As our community’s life became busier, I stopped doing the Anglo-facts to save time during the liturgy. With so many new people among us, most of whom come from non-Anglican experiences of church, I’ve had some requests to do the Anglo-facts again. Mindful of the time in our liturgy, I’ve decided that the newsletter might be a better format.

Intinction is the practice of dipping the communion bread into the chalice rather than drinking the wine from the chalice. Many people choose this method of receiving communion to avoid passing (thank you) or receiving germs. With so many communicable diseases about, this is a valid concern.
Thankfully, it is our practice to use a silver chalice which actually makes the common cup very safe. Silver doesn’t conduct most germs, which means they can’t live on the cup and pass from one person to the next. In addition, the chalice bearer is trained on how to wipe the cup and turn it one-quarter turn between each communicant. This ensures that any germs that survive being wiped wait through three people before there is opportunity to make contact with a person again. This amount of time further limits the likelihood that germs could be passed. Finally, the cup contains real wine and alcohol kills most germs. So between the silver chalice, the wiping with the cloth (called a purificator), the quarter-turn between each communicant, and the wine in the cup, the possibility for passing germs is practically non-existent… unless people are reaching their hands into the cup.

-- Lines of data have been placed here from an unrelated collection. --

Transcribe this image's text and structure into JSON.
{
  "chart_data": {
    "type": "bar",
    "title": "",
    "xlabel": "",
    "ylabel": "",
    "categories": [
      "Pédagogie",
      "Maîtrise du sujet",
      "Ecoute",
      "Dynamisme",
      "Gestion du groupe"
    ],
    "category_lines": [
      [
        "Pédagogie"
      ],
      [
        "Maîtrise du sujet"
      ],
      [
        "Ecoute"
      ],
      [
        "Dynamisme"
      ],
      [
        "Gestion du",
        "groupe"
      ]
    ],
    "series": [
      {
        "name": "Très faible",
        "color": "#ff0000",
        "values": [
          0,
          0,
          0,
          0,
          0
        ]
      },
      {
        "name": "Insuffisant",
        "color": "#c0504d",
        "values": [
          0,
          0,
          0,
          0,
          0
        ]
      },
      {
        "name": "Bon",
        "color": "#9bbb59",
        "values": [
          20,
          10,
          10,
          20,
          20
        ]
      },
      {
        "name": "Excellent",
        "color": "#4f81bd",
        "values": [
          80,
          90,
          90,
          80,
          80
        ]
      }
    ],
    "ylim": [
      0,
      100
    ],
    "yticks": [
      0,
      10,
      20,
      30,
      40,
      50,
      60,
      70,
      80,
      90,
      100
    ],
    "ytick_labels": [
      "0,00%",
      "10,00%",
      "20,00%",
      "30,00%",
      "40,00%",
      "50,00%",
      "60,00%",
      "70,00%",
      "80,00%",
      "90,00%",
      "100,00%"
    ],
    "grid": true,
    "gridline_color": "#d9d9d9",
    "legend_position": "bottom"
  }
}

The chalice bearers are required to use hand sanitizer prior to serving the cup at communion. The fewer people reaching into the cup, the less likely germs can be introduced.

That’s why it is your rector’s policy that if a communicant chooses intinction, the chalice bearer will take the communion wafer, dip it into the cup, and give it to the communicant. I ask that everyone please refrain from trying to dip the wafer yourself for the sake of everyone’s health.
If you have any questions or information to add to this discussion, please feel free to share it with me. Also, if there is a topic or issue you’d like me to address in these Anglo-facts please let me know.